One of Lauren’s weeknight standbys — cheap, easy, healthy and tasty.
***RECIPE, MAKES 8-10 LARGE TACOS / SMALL BURRITOS ***
1 cup (200 g) dry lentils
1 small onion
1 small red bell pepper
1 ear of sweet corn (or 1 small can of corn)
1 4 oz (30 ml) can of chopped green chilies
1 heaped tablespoon (a 1.25 oz packet) of taco seasoning (look for one with starch in the ingredients)
1/2 cup (120 ml) sour cream (or vegan sour cream, or 150 ml real crema or crème fraîche)
8-10 medium tortillas
Cover the lentils with at least an inch of water in a pot, put them on high heat and boil them until tender — about 15 minutes, depending on the type and how firm you like them. Drain them when they’re done.

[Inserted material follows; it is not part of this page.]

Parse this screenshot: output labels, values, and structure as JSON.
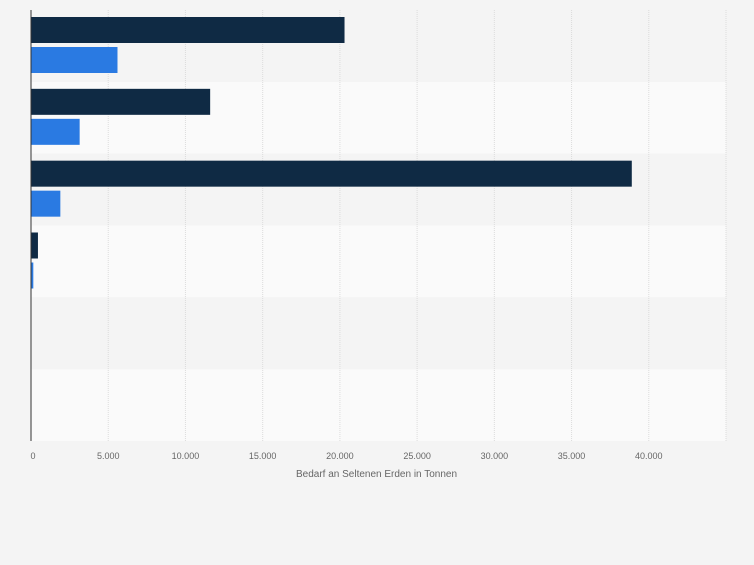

If you have real crema or crème fraîche, mix it with the juice of the lime. If you have sour cream, mix in the lime and enough water to give you a saucy texture. Season with a little salt.

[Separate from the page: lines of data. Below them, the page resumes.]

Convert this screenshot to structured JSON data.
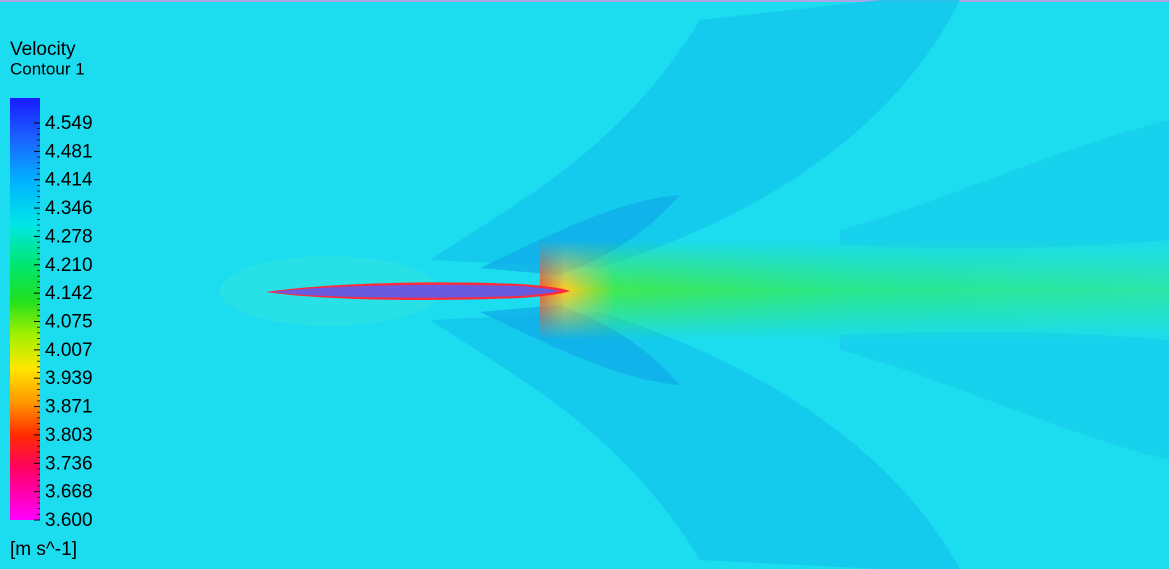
{
  "legend": {
    "title": "Velocity",
    "subtitle": "Contour 1",
    "ticks": [
      "4.549",
      "4.481",
      "4.414",
      "4.346",
      "4.278",
      "4.210",
      "4.142",
      "4.075",
      "4.007",
      "3.939",
      "3.871",
      "3.803",
      "3.736",
      "3.668",
      "3.600"
    ],
    "unit": "[m s^-1]"
  }
}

Chop up the onion and the pepper. If using fresh corn, shave off the kernels. Put some oil in a big pan on medium heat and cook the onion and peppers until almost as soft as you want them, 5-10 minutes. Put in the corn, canned chilies and drained lentils.
Stir in the taco seasoning, and any additional water if it doesn’t look saucy enough. Taste for seasoning — it might need additional salt.
Warm the tortillas, fill with the lentil mixture, and top with the crema (plus maybe hot sauce and/or cilantro).